Yes. It can also call gcc and parse the error messages. Also possible

So how did you resolve the async process issue that Lazarus is experiencing under Linux? Or does running the compiler process (TProcess style) via a separate thread bypass the issue of TAsyncProcess that Lazarus IDE is using. That means MSEide doesn't need a TAsyncProcess type component?

If so... Mattias, could Lazarus IDE be modified to run the compiler TProcess in a separate thread. And then another thread which filters the compiler output to the Messages window. Or is that a huge task?

No. Just write a ThreadedProcess. That would work pretty much like TAsynProcess.
And I guess it will suffer the same bug.
I don't know what you mean by "ThreadedProcess" unless you meant yes, but wanted to indicate a different form of implementation?

IMHO, if the process running fpc is started from a different thread, then the IDE can be kept as functional, as it can with TAsyncProcess. In fact if the TProcess is in started from a thread of it's own, it does not want to be Async, it wants to be blocking, so you don't need to put a lot of sleeps into your code.

As separate thread *can* also solve one more issue.

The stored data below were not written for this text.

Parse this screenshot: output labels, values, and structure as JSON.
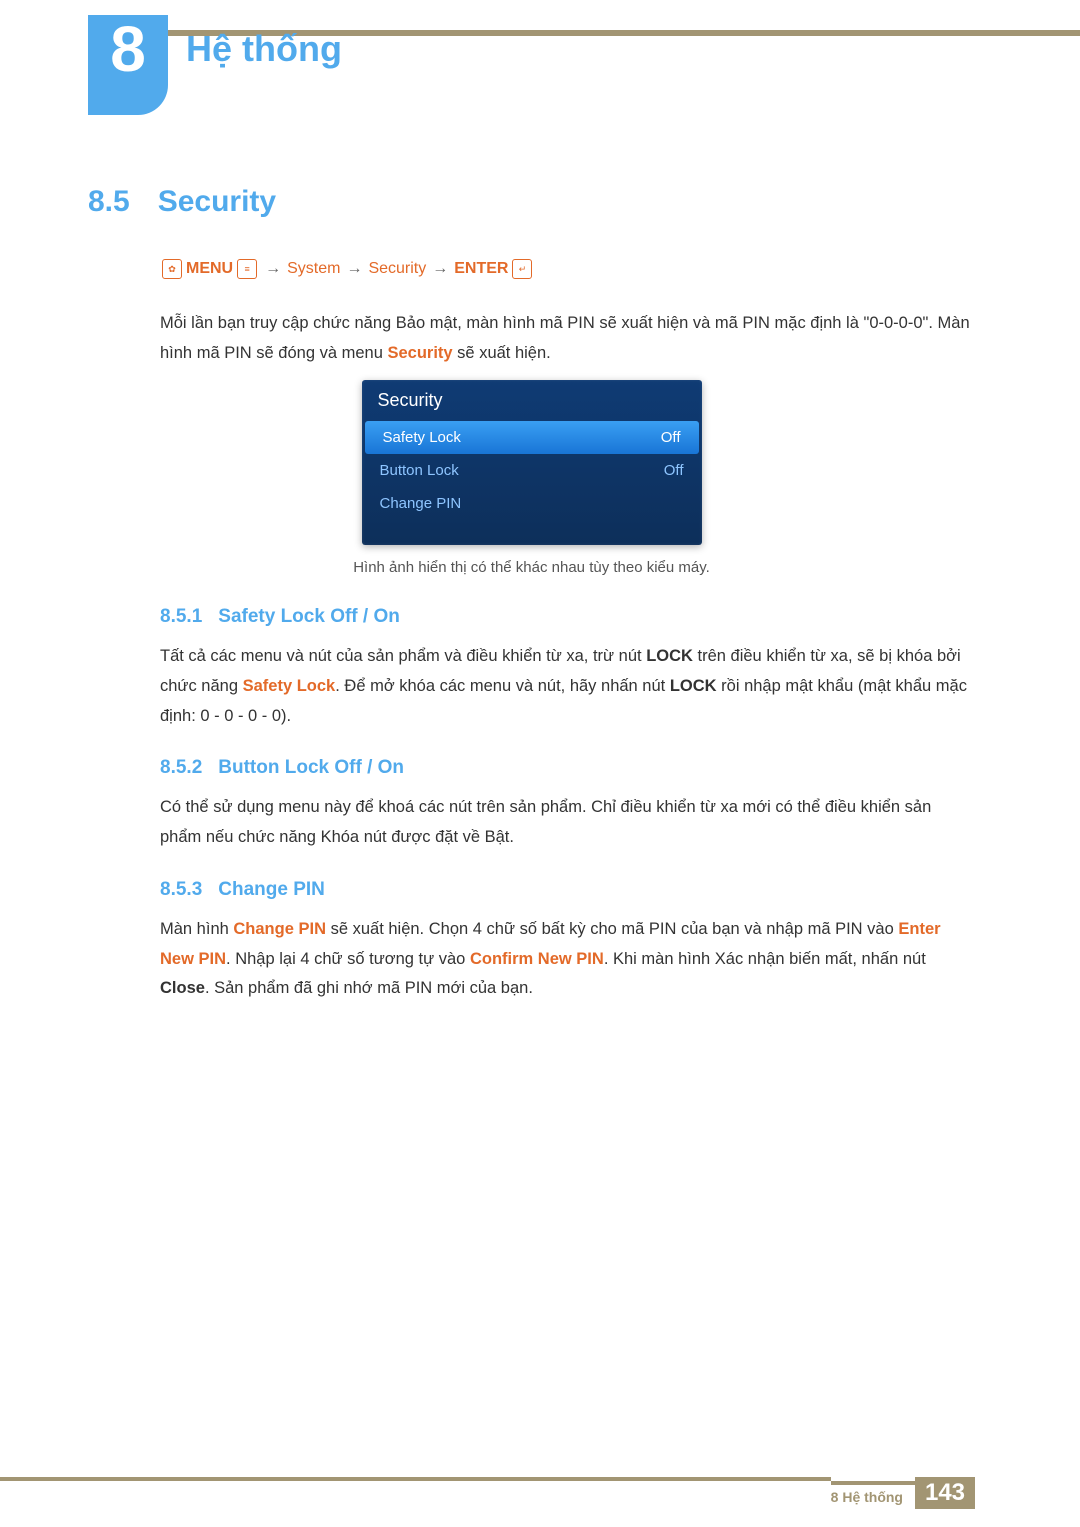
{
  "chapter": {
    "number": "8",
    "title": "Hệ thống"
  },
  "section": {
    "number": "8.5",
    "title": "Security"
  },
  "path": {
    "menu": "MENU",
    "sep": "→",
    "n1": "System",
    "n2": "Security",
    "enter": "ENTER"
  },
  "intro": {
    "part1": "Mỗi lần bạn truy cập chức năng Bảo mật, màn hình mã PIN sẽ xuất hiện và mã PIN mặc định là \"0-0-0-0\". Màn hình mã PIN sẽ đóng và menu ",
    "hl": "Security",
    "part2": " sẽ xuất hiện."
  },
  "panel": {
    "title": "Security",
    "rows": [
      {
        "label": "Safety Lock",
        "value": "Off"
      },
      {
        "label": "Button Lock",
        "value": "Off"
      },
      {
        "label": "Change PIN",
        "value": ""
      }
    ]
  },
  "caption": "Hình ảnh hiển thị có thể khác nhau tùy theo kiểu máy.",
  "s851": {
    "num": "8.5.1",
    "title": "Safety Lock Off / On",
    "p1a": "Tất cả các menu và nút của sản phẩm và điều khiển từ xa, trừ nút ",
    "b1": "LOCK",
    "p1b": " trên điều khiển từ xa, sẽ bị khóa bởi chức năng ",
    "hl": "Safety Lock",
    "p1c": ". Để mở khóa các menu và nút, hãy nhấn nút ",
    "b2": "LOCK",
    "p1d": " rồi nhập mật khẩu (mật khẩu mặc định: 0 - 0 - 0 - 0)."
  },
  "s852": {
    "num": "8.5.2",
    "title": "Button Lock Off / On",
    "p": "Có thể sử dụng menu này để khoá các nút trên sản phẩm. Chỉ điều khiển từ xa mới có thể điều khiển sản phẩm nếu chức năng Khóa nút được đặt về Bật."
  },
  "s853": {
    "num": "8.5.3",
    "title": "Change PIN",
    "p1a": "Màn hình ",
    "hl1": "Change PIN",
    "p1b": " sẽ xuất hiện. Chọn 4 chữ số bất kỳ cho mã PIN của bạn và nhập mã PIN vào ",
    "hl2": "Enter New PIN",
    "p1c": ". Nhập lại 4 chữ số tương tự vào ",
    "hl3": "Confirm New PIN",
    "p1d": ". Khi màn hình Xác nhận biến mất, nhấn nút ",
    "b1": "Close",
    "p1e": ". Sản phẩm đã ghi nhớ mã PIN mới của bạn."
  },
  "footer": {
    "text": "8 Hệ thống",
    "page": "143"
  }
}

Currently even the AsyncProcess is done in a loop. It does use the OnDataRead event, but only to fill a cache, which is then used in a loop. It should not be in a loop at all. It should be purely event driven. Then it would continue to run, even if a "search in files" is started while compiling....

If you create a class TThreaded Process (just to simulate an AsyncProcess within a (hidden) Thread), then you still must transform the current loop into an event driven model.


However this 2 issues can be addressed on their own. even using a blocking thread, you can go (almost) event drive. Put the read on a timer (every 10 milliseconds) or OnIdle, The read will block, but after each read, it will return to the event loop => events will be processed normally (instead of ProcessMessages), and then the next read happens on timer, or idle


In fact if you make everything eventdriven, then you could introduce some method to mark events as thread-save, and the event-loop could automatically deploy threads, if a lot of events occur => that would be cool.